Murder 101 is a series of four made-for-television mystery films aired on the Hallmark Channel and the Hallmark Movie Channel. They star Dick Van Dyke and his son Barry Van Dyke. In the UK, these movies were originally aired on Channel 5.

== Films in the series ==
1. Murder 101 (pilot) – Mike and Jonathan try to prove an undercover reporter's innocence when she is accused of murdering her boss. Directed by Christian I. Nyby, written by Dean Hargrove, and produced by Kyle A. Clark and James Wilberger. (First aired January 7, 2006)

2. Murder 101: College Can Be Murder – Jonathan Maxwell investigates the murder of a prominent college professor and discovers that the man had quite a few enemies. Directed by John Putch, written by Michael Gleason, and produced by Kyle A. Clark and James Wilberger. (First aired January 29, 2007)

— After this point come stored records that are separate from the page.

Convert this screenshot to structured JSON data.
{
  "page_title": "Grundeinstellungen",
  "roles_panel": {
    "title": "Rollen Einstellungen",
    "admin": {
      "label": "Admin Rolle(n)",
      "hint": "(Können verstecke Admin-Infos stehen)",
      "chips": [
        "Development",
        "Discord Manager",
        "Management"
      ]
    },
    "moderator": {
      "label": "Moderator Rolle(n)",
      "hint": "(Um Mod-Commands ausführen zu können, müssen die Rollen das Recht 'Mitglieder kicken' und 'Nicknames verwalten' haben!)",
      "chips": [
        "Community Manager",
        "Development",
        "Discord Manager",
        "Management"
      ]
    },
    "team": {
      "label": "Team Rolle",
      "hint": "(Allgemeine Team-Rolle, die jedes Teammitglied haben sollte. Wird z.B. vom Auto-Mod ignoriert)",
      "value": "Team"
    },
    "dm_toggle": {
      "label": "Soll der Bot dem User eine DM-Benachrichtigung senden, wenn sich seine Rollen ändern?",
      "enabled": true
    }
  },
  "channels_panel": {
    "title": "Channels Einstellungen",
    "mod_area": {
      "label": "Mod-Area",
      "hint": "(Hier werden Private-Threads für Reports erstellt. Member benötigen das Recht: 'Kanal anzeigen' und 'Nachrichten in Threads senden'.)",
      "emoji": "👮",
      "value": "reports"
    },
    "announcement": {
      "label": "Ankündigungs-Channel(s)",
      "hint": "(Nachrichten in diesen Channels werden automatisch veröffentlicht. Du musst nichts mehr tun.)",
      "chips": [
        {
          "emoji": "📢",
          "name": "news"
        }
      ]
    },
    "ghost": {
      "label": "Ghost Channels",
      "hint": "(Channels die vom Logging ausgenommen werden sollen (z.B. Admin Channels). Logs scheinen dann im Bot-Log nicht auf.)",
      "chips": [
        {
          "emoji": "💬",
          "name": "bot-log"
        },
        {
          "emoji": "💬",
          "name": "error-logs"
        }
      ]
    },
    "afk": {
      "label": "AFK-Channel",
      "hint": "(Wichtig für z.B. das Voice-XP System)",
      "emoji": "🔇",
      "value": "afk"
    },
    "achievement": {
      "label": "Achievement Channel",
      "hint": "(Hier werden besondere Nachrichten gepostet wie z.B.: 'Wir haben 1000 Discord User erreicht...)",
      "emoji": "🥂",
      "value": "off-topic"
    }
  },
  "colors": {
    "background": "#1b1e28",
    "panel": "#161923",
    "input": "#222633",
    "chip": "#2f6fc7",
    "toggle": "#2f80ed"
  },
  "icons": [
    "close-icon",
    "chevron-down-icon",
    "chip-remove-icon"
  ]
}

3. Murder 101: If Wishes Were Horses – When a horse goes missing before an important race, Maxwell decides to look into the incident in order to see what happened. Directed by David S. Cass Sr., written by Bridget Terry, and produced by Brian Gordon and Erik Olson. (First aired August 9, 2007)

4. Murder 101: The Locked Room Mystery – Dr. Maxwell and Bryant try to solve the mystery of the murder of a New Age spiritualist. Directed by David S. Cass Sr., written by Walter Klenhard, and produced by Erik Heiberg and James Wilberger. (First aired January 14, 2008)

==Characters==

Dr. Jonathan Maxwell (Dick Van Dyke) - A criminology professor who helps solve crimes, usually because they happen directly in front of him. He takes care of the more analytical part of the crime-solving.

Mike Bryant (Barry Van Dyke) - A former cop who has become a private detective after being blackballed from the precinct. His father was close friends with Maxwell, and Bryant sees him as a father-figure. He participates in more of the action and chase scenes of the mystery solving. (Barry is the real-life son of Dick Van Dyke.)

Ben Manners (Shane Van Dyke) - First appearing in the movie "College Can Be Murder" (2007) and subsequently in "Locked Room Mystery" (2008), Ben is Mike Bryant's nephew who is studying to be a lawyer at the same college as Maxwell. However, after seeing his uncle at work, he is looking to become a private investigator. He brings more technological aspects to the sleuthing. (Shane is the real-life grandson of Dick Van Dyke and son of Barry Van Dyke.)

==Guest stars==

Wes Van Dyke - He played students Craig and Zack in two of the movies. (Wes Van Dyke is the son of Barry Van Dyke and grandson of Dick Van Dyke.)

Carey Van Dyke - He appeared as Solar, a suspect in "Locked Room Mystery". (Carey Van Dyke is the son of Barry Van Dyke and grandson of Dick Van Dyke.)

Kimberly Quinn - She appeared in the movie "College Can Be Murder" as Kelly Fogelle. She also appeared in the TV series Diagnosis: Murder with Barry Van Dyke and Dick Van Dyke.

Challen Cates - She appeared in the movie "College Can Be Murder" as Alana. She also appeared in the TV series Diagnosis Murder with Barry Van Dyke and Dick Van Dyke.

==Home media==
On May 16, 2017 Millcreek Entertainment released the Murder 101 Collection featuring the 3rd & 4th movies Murder 101: If Wishes Were Horses and Murder 101: The Locked Room Mystery.